Grazie al suo raffinato stile musicale, sempre misurato e controllato, ha rappresentato quel perfetto contrappeso necessario a dare il giusto equilibrio alla musica espressa dal suo gruppo: gli stratosferici, spesso “esuberanti e smisurati”, Emerson, Lake & Palmer.
Uno dei più celebri “super gruppi” musicali degli anni 70 espressione del cosiddetto rock progressivo (sinceramente mi è sempre sfuggito il senso e la logica di tale definizione).
Per comprendere forse meglio il valore di questo meraviglioso musicista credo si importante ricordare chi fossero e cosa rappresentassero in quegli anni tali “super gruppi”; sicuramente furono importantissimi, se non altro perché intere generazioni di giovani si appassionarono alla musica in virtù dell’amore condiviso per essi e per provare ad emulare le “gesta” dei loro protagonisti.
Sopratutto grazie a loro infatti la musica, nel contesto sociale in cui vivevano, era da tutti i ragazzi diffusamente percepita come qualcosa di bello ed importante; moltissimi, proprio in virtù di quella forza e determinazione che solo la gioia generata ed alimentata dalla concreta condivisione di una coltivata passione dona ai ragazzi, scelsero di avvicinarsi alla musica e di affrontare la complessità di lunghi e seri studi musicali.
Perché sia chiaro, si trattava di un amore vero… nulla a che vedere con l’idiota e superficiale idolatria di ragazzi vittime di apparenza e superficialità; era un sentimento profondo, scaturito dal consapevole rispetto verso tanti geniali musicisti (alcuni “geni” lo erano più di quanto se ne avesse allora consapevolezza) e dall’ammirazione per stupefacenti “capolavori” che erano spesso
Illuminati da “gesta musicali” frutto di un notevole virtuosismo strumentale; un virtuosismo che si nutriva di reale cultura musicale, espressa attraverso brani formalmente ben costruiti e a volte anche molto articolati e complessi, ricchi di ricercati percorsi armonici e abbaglianti arrangiamenti che si sviluppavano fino a divenire vere e proprie “orchestrazioni” (alcuni richiedevano ascolti attenti e prolungati per decine di minuti).
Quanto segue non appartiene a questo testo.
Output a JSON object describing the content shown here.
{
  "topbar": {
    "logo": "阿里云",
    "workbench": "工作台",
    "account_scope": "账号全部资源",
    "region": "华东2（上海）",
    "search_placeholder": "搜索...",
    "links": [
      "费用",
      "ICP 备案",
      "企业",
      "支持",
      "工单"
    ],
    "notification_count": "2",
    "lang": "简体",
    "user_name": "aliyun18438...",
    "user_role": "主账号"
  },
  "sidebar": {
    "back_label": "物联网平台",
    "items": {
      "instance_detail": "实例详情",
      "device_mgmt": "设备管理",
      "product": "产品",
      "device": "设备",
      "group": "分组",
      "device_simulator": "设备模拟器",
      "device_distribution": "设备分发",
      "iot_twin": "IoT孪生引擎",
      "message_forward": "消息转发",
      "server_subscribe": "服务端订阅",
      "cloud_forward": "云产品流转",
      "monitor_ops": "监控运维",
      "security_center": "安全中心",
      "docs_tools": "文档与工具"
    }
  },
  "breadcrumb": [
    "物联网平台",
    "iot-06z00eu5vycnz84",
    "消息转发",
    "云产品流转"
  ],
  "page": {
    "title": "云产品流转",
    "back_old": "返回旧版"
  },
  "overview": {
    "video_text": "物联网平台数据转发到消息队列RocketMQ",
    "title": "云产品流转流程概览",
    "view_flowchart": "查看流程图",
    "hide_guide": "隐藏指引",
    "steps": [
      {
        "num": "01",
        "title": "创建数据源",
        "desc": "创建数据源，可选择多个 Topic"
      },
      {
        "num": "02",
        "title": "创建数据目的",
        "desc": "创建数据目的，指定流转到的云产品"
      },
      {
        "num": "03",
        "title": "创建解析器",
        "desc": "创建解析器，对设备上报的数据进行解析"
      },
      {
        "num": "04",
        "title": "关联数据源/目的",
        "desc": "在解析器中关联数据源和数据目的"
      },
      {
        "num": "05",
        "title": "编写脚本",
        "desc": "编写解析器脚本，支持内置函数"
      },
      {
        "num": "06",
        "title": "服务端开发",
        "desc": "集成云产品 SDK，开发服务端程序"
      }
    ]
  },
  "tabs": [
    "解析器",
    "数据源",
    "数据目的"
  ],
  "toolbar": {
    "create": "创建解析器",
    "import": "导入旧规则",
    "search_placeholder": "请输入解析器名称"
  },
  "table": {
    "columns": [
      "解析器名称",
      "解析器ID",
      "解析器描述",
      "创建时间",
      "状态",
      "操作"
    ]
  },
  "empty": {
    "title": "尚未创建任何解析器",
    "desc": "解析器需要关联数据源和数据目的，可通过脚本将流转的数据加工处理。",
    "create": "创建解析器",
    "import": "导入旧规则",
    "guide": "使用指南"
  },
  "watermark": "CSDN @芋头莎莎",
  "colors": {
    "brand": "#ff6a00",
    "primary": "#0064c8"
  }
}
Una parte di questi ragazzi (io stesso e molti miei amici di allora) sono divenuti musicisti di professione; persone che riascoltando quelli che erano gli “eroi” della loro adolescenza musicale,
Nel comprendere la fortuna che ebbero nel crescere e formarsi in quei “ricchissimi” anni, sono particolarmente consapevoli del “vuoto” che circonda i loro figli; troppo spesso costretti dall’onnipresente, irresistibile, desolante e sconfinata virtualità a condividere il più sterile “nulla”.
Erano questi gli anni in cui la meravigliosa voce di Greg Lake riempiva gli stadi stracolmi di ragazzi che, liberi dall’ossessione di alimentare costantemente la memoria dei propri cellulari con un’infinità di inutili ricordi, registravano con il cuore e per sempre le emozioni di una musica e di una vita vissuta che avrebbero ricordato per sempre, come una meravigliosa ricchezza.